“So it sort of is curious: A man works for us – with us, very closely, Dr. Fauci, and Dr. Birx also highly thought of. And yet, they’re highly thought of, but nobody likes me. It can only be my personality. That’s all.”
No, Donald, that’s not true. A handful of people like you: Vladimir Putin, David Duke, most of your family, and a slew of delightfully deranged voters. I personally pray for the latter group.
In an interview on FOX News with Marc Siegel, an associate professor of medicine at New York University’s Langone Medical Center, President Donald Trump defended his recent cognitive test.
“I would never ask someone to vote against their conscience, but I would challenge them to reconsider how their conscience is framed. Remember that by voting for Trump, you’re effectively voting for many more people. Sure, Trump’s name is on the ballot for president, but you’re also voting for Mike Pence. You’re voting for outspoken Christians like Mark Meadows, Mike Pompeo, and many other committed non-carnal Christ-followers.”
Reid also declared: “If you’re a Christ-follower who’s wrestling with whether to vote for Trump in 2020, I get it. I understood your plight in 2016 and I understand it now, though less-so now. I’ll admit that in 2016 I abhorred the man’s behavior and I certainly wasn’t confident that Donald Trump would be the conservative policy-pusher that the Christian-right wanted. But I have no reservations now, and, my brothers and sisters in Christ, neither should you.”
“I mean, why would Soros pay for DAs, other than to undermine our government?”
– Rudy Giuliani, personal attorney for President Donald Trump, blaming the billionaire Democratic donor for the ongoing Congressional investigation of Trump’s tax returns.
Giuliani had essentially admitted Trump was no longer under audit, as the president had claimed for years. “There should be some finality in tax returns,” Giuliani added. “In other words, we get audited, we make a deal, we pay the government, you don’t come after me forever for that.”
“What a terrible question to ask. So are White people. More White people, by the way.”
– President Donald Trump, in response to a question by Catherine Herridge of CBS News of why African-Americans still dying at the hands of law enforcement in the U.S.
Statistics show that while more white Americans are killed by the police overall, people of color are killed at higher rates. A federal study that examined lethal force used by police in 17 states from 2009 to 2012 found that a majority of victims were white, but the victims were disproportionately Black. African-Americans had a fatality rate at the hands of police officers that was 2.8 times as high as that of white people.
One of Donald Trump’s many replies to the U.S. Supreme Court ruling against him this week.
The Supreme Court sends case back to Lower Court, arguments to continue. This is all a political prosecution. I won the Mueller Witch Hunt, and others, and now I have to keep fighting in a politically corrupt New York.

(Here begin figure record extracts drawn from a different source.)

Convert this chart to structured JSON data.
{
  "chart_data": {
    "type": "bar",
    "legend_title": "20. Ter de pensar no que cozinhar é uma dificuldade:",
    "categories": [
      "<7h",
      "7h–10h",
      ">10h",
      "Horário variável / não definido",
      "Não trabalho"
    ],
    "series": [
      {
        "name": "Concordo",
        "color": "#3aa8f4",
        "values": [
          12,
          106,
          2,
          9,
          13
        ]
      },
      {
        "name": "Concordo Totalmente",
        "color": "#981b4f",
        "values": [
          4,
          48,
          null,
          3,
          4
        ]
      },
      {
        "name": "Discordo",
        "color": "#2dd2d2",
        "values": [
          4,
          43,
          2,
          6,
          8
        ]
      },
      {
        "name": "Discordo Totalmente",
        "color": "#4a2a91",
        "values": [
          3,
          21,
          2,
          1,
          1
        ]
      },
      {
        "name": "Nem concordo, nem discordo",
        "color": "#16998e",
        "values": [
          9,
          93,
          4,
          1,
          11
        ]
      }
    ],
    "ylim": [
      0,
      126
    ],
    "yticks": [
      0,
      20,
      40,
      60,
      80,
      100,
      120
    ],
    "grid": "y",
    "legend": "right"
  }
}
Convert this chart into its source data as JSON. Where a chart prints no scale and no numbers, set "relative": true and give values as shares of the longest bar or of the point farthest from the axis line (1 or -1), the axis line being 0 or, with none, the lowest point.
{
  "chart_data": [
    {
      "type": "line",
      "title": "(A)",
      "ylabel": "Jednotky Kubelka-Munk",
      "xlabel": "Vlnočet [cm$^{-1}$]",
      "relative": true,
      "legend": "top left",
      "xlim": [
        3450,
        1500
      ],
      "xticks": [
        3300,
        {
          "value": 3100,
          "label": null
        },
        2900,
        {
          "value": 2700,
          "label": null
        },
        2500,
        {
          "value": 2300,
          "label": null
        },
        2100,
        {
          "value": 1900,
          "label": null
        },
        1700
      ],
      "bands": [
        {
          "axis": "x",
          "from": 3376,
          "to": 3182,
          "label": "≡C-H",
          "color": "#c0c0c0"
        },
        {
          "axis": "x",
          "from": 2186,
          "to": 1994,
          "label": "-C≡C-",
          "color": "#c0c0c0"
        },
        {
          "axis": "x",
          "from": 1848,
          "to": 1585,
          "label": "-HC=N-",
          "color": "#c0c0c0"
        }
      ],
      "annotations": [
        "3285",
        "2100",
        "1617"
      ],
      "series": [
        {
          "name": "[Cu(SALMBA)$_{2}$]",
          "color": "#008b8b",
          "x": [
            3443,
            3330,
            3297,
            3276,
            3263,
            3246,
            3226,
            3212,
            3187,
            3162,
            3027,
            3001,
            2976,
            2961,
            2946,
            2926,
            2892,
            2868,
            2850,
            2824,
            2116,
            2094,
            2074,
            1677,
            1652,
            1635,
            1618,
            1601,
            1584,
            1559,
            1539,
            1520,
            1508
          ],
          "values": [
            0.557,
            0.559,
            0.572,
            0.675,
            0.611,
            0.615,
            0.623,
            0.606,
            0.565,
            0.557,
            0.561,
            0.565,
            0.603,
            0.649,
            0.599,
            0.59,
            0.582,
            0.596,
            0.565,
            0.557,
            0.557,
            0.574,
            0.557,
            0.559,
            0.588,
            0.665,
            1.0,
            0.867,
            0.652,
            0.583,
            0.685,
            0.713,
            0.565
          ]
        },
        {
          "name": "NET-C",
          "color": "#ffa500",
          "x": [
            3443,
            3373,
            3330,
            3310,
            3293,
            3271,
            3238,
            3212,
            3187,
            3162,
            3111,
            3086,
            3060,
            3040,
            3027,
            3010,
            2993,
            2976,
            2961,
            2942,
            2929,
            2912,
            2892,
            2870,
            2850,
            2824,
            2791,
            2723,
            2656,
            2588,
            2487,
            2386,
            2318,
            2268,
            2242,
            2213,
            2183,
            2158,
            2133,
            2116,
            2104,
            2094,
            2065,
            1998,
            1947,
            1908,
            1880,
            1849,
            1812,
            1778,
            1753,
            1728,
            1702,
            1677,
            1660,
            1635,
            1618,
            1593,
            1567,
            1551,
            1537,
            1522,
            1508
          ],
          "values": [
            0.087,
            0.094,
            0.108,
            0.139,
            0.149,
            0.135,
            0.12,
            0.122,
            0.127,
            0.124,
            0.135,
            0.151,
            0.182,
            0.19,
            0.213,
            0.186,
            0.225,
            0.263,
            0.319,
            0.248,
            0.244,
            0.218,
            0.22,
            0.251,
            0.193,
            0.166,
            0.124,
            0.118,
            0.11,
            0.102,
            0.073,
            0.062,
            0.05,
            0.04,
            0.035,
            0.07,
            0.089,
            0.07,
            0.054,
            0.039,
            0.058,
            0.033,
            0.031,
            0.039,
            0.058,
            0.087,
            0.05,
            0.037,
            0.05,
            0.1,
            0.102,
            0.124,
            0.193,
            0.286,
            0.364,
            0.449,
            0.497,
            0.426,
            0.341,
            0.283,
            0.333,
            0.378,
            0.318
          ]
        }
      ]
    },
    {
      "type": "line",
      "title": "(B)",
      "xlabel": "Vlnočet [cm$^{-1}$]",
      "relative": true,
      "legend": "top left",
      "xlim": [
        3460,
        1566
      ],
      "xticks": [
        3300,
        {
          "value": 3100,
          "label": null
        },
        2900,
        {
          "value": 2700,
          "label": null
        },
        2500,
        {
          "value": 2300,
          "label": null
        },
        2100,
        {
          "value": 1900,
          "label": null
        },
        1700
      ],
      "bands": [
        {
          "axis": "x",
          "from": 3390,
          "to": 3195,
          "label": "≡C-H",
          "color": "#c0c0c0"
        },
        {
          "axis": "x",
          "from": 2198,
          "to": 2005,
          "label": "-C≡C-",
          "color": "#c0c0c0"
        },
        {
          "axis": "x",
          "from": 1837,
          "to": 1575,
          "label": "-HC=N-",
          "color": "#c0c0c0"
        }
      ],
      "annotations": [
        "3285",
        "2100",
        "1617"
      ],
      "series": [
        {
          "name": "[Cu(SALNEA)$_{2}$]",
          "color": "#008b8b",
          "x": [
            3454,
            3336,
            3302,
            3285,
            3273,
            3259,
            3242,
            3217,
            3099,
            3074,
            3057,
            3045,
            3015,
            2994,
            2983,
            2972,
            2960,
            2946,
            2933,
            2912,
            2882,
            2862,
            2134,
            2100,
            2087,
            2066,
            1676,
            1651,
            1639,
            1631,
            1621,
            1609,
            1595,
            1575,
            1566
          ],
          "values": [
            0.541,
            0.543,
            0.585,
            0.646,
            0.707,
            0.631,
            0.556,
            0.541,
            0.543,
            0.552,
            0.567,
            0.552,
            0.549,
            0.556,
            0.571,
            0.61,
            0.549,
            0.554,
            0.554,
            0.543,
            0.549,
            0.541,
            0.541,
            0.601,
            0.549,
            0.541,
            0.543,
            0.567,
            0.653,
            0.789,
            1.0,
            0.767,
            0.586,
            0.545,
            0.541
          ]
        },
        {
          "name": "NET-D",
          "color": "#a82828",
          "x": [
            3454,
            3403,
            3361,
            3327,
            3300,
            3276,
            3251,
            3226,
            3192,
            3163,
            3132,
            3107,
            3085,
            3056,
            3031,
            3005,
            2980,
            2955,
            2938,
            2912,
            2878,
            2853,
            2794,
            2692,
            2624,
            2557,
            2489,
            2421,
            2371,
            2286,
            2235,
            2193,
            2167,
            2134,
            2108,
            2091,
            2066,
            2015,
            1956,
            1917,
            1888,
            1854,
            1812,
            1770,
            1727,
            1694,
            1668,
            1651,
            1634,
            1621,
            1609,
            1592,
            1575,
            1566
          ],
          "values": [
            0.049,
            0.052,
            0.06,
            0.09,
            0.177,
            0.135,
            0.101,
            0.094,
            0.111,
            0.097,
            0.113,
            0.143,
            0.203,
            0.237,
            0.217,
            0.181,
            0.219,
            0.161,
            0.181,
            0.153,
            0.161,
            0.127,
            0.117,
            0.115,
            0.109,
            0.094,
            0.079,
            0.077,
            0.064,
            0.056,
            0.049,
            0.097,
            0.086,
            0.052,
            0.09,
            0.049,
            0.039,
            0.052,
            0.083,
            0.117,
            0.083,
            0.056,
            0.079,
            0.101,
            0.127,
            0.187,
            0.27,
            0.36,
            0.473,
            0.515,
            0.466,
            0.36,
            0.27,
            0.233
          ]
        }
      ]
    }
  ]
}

Not fair to this Presidency or Administration!
“Some folks are still trying to pretend that all of this mayhem will stop if we just let the Democrats have the White House. Well, we have the Democrats in power in Atlanta, in Chicago, in New York, in Baltimore and beyond and beyond. What’s happened?
“So, this thinking is foolish and naive. The Democrats have shown they’re utterly unwilling to restrain the hard left from seizing property and committing violence. And as for the culture wars, why would the radicals stop when they think they are winning?
“So, ignore the folks who say that it just gets better when we let the Democrats have more power.
“The only way this situation gets better is for Democrats to lose, and lose so often that they are forced to apologize for their relentless slandering of our nation’s history, and by extension, the majority of our citizens who still unapologetically love this country and still believe that it’s worth celebrating.”
– Laura Ingraham, FOX News commentator, demanding that Democrats apologize for slandering American history.
“We reaffirm that principle today and hold that the president is neither absolutely immune from state criminal subpoenas seeking his private papers nor entitled to a heightened standard of need.”
– John Roberts, Chief Justice of the U.S. Supreme Court, ruling against President Donald Trump in his ongoing effort to keep private his pre-presidential financial records.
Chief Justice John Roberts went on to state, “In our system, the public has a right to every man’s evidence,” and “since the founding of the Republic, every man has included the President of the United States.”
The 7-2 ruling is a staunch rebuke of Trump’s pathological arrogance in refusing to release all of his financial data; claiming an audit prevents it. Although it’s not law for presidential candidates to release financial documents, such as tax statements, it has been tradition for decades. Trump was the first presidential candidate in modern memory not only unwilling to release such records, but to flat out refuse to do so.